Let’s consider first that proposal to lengthen the school year a bit and fill in the rest with guaranteed paid leave for workers that they can use to stay home in the summer with their kids. Employers and wealthy people have a big disincentive to support that kind of policy, because they’re the ones who would pay the costs in terms of lost profits (from workers spending fewer weeks in the office) and higher taxes (which would be needed to pay teachers and staff more for extra labor and outfit lots of outdated school buildings to stay open with air conditioning through summer months).
Meanwhile, even elite professional parents don’t have a huge incentive to support that kind of policy. Because they’re disproportionately likely to have the kinds of jobs that already offer paid vacation time. The average full-time blue-collar or service worker gets only seven paid holidays every year, and only ten paid vacation days, even after ten years on the job. Hourly and part-time employees, in turn, aren’t required to get any paid leave at all. Companies like Google, by contrast, not only provide paid time off on federal holidays (usually 10-11 days a year) but also give all workers a minimum of 20 paid vacation days on top of the standard holidays, with some of the more elite employees getting 30 paid vacation days or more. Which means that a lot of bougie parents can already take a few weeks off during the summer to go to Europe or to the beach with their kids. And they don’t have much incentive to extend those kinds of benefits to other families, because that could drive up competition for hotel rooms and airline tickets, and ultimately make those fancy vacations more expensive for them in the end.
Next, let’s consider the idea of universal, full-day, free-or-low-cost summer options through the public school system or the local parks department for all kids who want to attend. Once again, we run into the tax problem. Those programs would likely cost as much per kid per day as providing public school currently does ($70), and possibly even more, since we’d run into the old buildings and air conditioning problem again too. So, there’s little incentive for corporations and wealthy people—who’d have to foot most of that increased tax bill—to get on board. This time, we’d also run up against the whole summer camp industry.

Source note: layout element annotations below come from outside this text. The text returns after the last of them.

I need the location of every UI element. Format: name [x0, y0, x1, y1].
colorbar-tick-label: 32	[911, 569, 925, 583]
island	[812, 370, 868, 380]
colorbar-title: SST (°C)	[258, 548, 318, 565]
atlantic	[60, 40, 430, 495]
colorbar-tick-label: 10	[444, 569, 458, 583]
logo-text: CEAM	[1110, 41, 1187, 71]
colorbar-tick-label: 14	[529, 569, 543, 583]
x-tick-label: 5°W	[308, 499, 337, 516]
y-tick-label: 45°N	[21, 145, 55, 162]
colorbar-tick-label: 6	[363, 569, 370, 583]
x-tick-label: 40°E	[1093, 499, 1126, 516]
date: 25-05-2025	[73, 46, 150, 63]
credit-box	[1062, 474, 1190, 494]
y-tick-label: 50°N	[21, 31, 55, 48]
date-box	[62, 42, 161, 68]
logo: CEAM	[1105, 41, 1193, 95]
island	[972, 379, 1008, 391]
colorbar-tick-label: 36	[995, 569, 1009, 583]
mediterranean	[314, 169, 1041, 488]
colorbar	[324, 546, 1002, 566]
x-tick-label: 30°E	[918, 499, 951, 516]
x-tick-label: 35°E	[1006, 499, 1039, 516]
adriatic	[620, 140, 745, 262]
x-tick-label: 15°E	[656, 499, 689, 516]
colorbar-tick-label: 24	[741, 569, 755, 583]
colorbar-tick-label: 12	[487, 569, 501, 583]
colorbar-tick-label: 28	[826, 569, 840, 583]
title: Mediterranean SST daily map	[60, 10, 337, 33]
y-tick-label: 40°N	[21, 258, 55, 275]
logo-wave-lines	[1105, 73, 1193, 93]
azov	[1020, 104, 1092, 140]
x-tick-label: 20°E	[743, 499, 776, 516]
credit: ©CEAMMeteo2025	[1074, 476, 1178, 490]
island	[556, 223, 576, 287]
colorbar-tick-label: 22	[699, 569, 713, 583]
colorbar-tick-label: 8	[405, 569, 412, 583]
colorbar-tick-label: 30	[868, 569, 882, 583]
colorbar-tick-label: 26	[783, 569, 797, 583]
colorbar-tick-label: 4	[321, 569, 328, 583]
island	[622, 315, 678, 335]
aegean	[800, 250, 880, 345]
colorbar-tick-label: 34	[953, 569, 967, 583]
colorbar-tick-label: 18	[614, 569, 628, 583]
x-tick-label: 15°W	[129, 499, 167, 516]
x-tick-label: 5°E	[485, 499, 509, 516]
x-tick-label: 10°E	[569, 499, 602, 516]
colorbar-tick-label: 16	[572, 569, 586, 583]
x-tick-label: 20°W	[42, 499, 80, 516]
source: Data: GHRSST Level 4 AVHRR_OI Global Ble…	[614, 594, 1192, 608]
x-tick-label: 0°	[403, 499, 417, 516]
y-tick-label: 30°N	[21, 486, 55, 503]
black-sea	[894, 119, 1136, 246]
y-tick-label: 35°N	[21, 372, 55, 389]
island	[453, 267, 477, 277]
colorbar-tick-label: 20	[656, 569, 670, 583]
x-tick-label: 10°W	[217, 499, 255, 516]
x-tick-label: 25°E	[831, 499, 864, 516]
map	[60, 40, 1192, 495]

By some estimates, that’s an $18 billion-a-year industry, and some of the most expensive camps in the US have profit margins of 25 or 30 percent. That’s a lot to risk if there’s a universal, free-or-low-cost public option that’s highly appealing to their current clientele. So, to keep their current profits protected, those camps have interest in marketing to bougie parents and persuading them that the “basic” option wouldn’t be good enough for their kids. And, unfortunately, as we’ve seen with the public school system more generally, the more privileged parents who opt out of the basic public system, the easier it is for policymakers to justify cutting taxes and thus undercutting the funding for the basic public system and the services that basic public system can provide.
Ultimately, we don’t have a better summer system because the people with the power to build one have little incentive to do so — and may have an even bigger incentive to keep the status quo in place.